La maturazione dell’uva è uno dei momenti più attesi da chi lavora in vigna e in cantina. Con il passare degli anni, noi di Colli del Soligo abbiamo imparato a riconoscerne ogni segnale: il colore che cambia, i profumi che si fanno più intensi, la dolcezza che cresce giorno dopo giorno. È una fase che osserviamo con cura e con passione, perché da qui dipende la qualità del vino che troverà posto nei calici.
Oggi vogliamo raccontarti questo percorso, fase dopo fase, così da condividere con te la bellezza di un ciclo che si rinnova ogni anno
Le fasi di maturazione dell’uva da vino
Il ciclo di vita della vita da vino presenta 8 fasi che si ripetono ogni anno:
- Pianto della vite: il primo segnale che la vite si sta risvegliando arriva con il “pianto”. Verso la fine dell’inverno, quando le temperature iniziano ad alzarsi, dalle ferite di potatura compaiono piccole gocce di linfa.
- Germogliamento della vite: dalle gemme gonfie spuntano le prime foglioline verdi, che portano con sé la promessa della nuova stagione. È un momento delicato, perché da questi giovani germogli nasceranno i tralci destinati a sostenere i grappoli futuri.
- Vegetazione: i tralci si allungano, le foglie si allargano e il vigneto assume un colore sempre più intenso. Questo processo, che dura fino ad agosto, consente alla pianta di accumulare energia grazie alla fotosintesi.
- Fioritura della vite: tra maggio e giugno compaiono i piccoli fiori della vite. Sono poco appariscenti, ma fondamentali: da essi si svilupperanno i grappoli d’uva.
- Allegagione: i fiori fecondati si trasformano in piccoli acini verdi. È lo stadio cosiddetto “erbaceo”, che dura circa due mesi. In questa fase gli acini sono ricchi di clorofilla e acidità: piccoli, duri e ancora lontani dalla dolcezza che li attende.
- Invaiatura: gli acini cambiano consistenza e colore. Allo stesso tempo si riduce l’acidità e aumentano gli zuccheri. È la fase di transizione che prepara l’uva alla piena maturazione.
- Maturazione: l’uva raggiunge il giusto equilibrio tra zuccheri, acidità e sostanze aromatiche. È la fase che determina il momento ideale per la vendemmia.
- Riposo invernale: dopo la vendemmia e la caduta delle foglie, la pianta rallenta fino a fermarsi. Entra in riposo vegetativo, pronta ad affrontare il freddo dell’inverno. Un tempo di pausa necessario, che prepara la vite a un nuovo inizio in primavera.

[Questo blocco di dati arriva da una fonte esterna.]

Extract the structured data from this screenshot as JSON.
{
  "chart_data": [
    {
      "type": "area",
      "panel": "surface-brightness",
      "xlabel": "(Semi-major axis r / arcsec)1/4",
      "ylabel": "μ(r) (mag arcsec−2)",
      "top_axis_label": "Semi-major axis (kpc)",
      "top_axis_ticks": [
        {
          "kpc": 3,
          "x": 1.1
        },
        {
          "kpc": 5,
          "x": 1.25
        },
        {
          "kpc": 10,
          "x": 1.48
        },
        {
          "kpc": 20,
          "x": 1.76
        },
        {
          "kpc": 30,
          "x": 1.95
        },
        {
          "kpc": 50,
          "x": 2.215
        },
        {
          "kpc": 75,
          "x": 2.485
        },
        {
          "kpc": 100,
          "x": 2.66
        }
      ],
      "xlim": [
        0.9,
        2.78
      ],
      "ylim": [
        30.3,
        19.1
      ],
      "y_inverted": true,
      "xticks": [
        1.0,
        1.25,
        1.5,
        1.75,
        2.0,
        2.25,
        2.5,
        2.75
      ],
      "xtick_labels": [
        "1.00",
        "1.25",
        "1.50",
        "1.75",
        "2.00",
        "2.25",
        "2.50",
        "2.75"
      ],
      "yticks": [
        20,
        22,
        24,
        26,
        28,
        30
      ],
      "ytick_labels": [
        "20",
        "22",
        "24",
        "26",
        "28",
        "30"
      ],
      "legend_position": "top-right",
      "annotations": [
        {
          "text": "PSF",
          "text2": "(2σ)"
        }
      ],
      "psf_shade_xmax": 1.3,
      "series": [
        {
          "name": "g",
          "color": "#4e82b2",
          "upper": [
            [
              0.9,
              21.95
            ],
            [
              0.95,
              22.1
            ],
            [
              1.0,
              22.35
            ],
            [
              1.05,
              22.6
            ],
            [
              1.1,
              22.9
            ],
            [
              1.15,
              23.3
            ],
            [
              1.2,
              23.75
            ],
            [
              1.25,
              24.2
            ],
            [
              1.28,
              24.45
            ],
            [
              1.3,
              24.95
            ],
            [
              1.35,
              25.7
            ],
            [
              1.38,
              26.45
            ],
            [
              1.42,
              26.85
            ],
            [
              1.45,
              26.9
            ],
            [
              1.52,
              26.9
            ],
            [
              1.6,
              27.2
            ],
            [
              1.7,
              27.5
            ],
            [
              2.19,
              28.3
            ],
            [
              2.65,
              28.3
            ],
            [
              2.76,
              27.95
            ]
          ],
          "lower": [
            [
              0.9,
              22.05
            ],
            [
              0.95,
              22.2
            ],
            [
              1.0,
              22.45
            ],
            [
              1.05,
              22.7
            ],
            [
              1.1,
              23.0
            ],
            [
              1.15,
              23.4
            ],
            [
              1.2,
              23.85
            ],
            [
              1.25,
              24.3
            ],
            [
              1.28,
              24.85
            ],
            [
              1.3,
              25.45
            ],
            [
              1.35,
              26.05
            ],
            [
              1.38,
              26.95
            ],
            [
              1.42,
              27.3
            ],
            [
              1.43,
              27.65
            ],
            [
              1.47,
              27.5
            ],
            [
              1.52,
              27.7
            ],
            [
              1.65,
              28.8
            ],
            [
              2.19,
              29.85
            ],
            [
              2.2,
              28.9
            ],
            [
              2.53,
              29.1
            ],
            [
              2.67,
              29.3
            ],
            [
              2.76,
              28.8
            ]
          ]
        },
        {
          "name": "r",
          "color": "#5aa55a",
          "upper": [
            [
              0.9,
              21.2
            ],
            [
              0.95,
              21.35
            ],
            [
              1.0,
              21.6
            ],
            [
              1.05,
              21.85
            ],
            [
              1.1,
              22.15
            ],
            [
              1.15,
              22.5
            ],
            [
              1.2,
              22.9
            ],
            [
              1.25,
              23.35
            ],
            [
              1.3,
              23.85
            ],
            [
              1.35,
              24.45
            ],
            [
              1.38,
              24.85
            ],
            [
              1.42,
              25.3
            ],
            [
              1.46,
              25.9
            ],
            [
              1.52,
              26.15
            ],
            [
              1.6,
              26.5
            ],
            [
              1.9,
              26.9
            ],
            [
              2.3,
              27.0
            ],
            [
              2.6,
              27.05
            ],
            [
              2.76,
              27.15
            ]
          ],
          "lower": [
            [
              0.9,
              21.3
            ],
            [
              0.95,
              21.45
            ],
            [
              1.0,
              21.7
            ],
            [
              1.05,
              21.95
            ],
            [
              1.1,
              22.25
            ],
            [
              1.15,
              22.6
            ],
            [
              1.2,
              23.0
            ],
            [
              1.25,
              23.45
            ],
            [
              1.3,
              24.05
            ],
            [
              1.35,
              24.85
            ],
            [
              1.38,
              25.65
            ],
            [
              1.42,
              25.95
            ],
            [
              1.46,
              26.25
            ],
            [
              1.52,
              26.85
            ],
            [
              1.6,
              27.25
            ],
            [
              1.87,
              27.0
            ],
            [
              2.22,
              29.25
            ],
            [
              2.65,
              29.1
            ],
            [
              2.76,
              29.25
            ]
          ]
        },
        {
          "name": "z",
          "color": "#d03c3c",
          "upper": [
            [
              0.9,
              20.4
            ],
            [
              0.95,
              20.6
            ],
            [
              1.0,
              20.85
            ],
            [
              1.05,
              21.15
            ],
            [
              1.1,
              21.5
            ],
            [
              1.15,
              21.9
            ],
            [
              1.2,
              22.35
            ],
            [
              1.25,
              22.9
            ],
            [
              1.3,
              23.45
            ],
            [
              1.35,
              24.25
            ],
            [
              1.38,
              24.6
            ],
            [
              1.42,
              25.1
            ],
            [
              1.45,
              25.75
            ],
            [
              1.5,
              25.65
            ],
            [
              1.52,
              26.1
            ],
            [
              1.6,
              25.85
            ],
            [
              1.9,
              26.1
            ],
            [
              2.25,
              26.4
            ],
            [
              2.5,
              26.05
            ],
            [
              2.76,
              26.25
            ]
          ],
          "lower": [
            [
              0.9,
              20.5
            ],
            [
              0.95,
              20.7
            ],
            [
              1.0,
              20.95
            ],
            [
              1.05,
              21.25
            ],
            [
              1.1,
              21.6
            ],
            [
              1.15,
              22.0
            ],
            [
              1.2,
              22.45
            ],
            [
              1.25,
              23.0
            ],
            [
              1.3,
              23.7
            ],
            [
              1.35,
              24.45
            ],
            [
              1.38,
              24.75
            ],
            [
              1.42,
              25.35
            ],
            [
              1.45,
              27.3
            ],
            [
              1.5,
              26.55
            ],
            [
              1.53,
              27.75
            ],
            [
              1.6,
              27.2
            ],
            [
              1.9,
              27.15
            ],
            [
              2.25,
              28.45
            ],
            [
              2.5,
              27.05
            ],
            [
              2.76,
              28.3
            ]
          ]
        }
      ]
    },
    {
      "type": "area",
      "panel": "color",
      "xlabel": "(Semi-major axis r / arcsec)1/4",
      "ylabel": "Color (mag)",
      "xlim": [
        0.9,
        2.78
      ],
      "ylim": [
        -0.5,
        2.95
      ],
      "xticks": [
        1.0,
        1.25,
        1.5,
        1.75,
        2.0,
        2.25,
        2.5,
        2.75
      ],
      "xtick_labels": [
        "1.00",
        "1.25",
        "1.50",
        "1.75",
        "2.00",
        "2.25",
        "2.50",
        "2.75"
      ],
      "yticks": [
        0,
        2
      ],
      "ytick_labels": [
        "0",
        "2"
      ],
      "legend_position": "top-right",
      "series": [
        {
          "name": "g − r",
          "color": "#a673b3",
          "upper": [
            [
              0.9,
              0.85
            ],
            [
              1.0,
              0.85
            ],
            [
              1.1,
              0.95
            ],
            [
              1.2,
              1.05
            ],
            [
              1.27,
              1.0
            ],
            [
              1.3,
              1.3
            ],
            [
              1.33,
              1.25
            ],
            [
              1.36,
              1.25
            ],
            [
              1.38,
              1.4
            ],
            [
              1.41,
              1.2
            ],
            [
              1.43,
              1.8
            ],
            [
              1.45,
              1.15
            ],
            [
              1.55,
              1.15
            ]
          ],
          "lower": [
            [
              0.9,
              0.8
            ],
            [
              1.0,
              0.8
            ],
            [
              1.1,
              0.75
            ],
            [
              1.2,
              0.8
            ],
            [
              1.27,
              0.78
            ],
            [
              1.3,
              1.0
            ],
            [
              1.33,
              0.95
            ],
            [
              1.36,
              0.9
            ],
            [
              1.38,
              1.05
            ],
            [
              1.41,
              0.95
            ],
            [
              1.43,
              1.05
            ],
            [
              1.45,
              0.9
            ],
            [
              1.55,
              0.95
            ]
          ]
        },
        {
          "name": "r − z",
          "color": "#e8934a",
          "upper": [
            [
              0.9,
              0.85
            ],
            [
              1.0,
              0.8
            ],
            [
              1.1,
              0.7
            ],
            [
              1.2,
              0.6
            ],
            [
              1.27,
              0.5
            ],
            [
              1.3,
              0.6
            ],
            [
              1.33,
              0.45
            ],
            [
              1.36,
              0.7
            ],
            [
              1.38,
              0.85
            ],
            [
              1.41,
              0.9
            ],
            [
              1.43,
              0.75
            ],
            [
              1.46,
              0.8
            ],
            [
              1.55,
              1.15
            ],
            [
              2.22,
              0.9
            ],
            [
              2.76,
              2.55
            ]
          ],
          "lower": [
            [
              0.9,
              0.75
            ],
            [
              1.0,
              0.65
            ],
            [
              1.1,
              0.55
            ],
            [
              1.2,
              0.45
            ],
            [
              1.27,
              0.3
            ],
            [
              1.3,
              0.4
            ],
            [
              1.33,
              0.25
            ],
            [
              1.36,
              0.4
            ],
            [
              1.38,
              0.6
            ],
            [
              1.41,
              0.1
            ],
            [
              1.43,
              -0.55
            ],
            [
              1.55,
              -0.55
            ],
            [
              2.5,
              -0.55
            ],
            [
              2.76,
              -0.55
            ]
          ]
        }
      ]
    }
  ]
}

Come capire se l’uva da vino è matura?
La maturazione dell’uva non si valuta soltanto guardando il colore degli acini. In vigna si osservano diversi fattori:
- Consistenza della buccia
- Sapore della polpa
- Equilibrio tra zuccheri e acidità
Qual è il periodo di maturazione dell’uva da vino?
Non esistono tempi precisi: le variabili in gioco sono molteplici. Il clima ha un’influenza determinante, ma anche la composizione del suolo e la varietà del vitigno incidono molto sui tempi di maturazione.
In generale, nelle regioni italiane questo processo si concentra tra agosto e ottobre: le uve bianche tendono a raggiungere prima l’equilibrio desiderato, mentre le uve rosse richiedono più tempo per accumulare zuccheri e sostanze fenoliche.
La maturazione dell’uva Glera, componente del Prosecco
E l’uva Glera da cui nasce il Prosecco come si comporta una volta giunta a maturazione? Gli acini assumono un colore giallo dorato e traslucido, ma non sviluppano aromi particolarmente intensi come accade ad esempio al vino Moscato. I profumi tipici del Prosecco nascono infatti in cantina, durante la vinificazione, con note delicate che ricordano i fiori bianchi, l’acacia e la frutta a polpa bianca.
Ogni acino di Glera porta con sé la storia di un territorio e il lavoro di chi lo cura con passione. La vendemmia segna solo l’inizio di un percorso che continua in cantina e arriva fino al calice. Noi ti aspettiamo in vigna per assaggiare insieme il risultato di tanta dedizione e per raccontarti ancora tante curiosità sul mondo del Prosecco.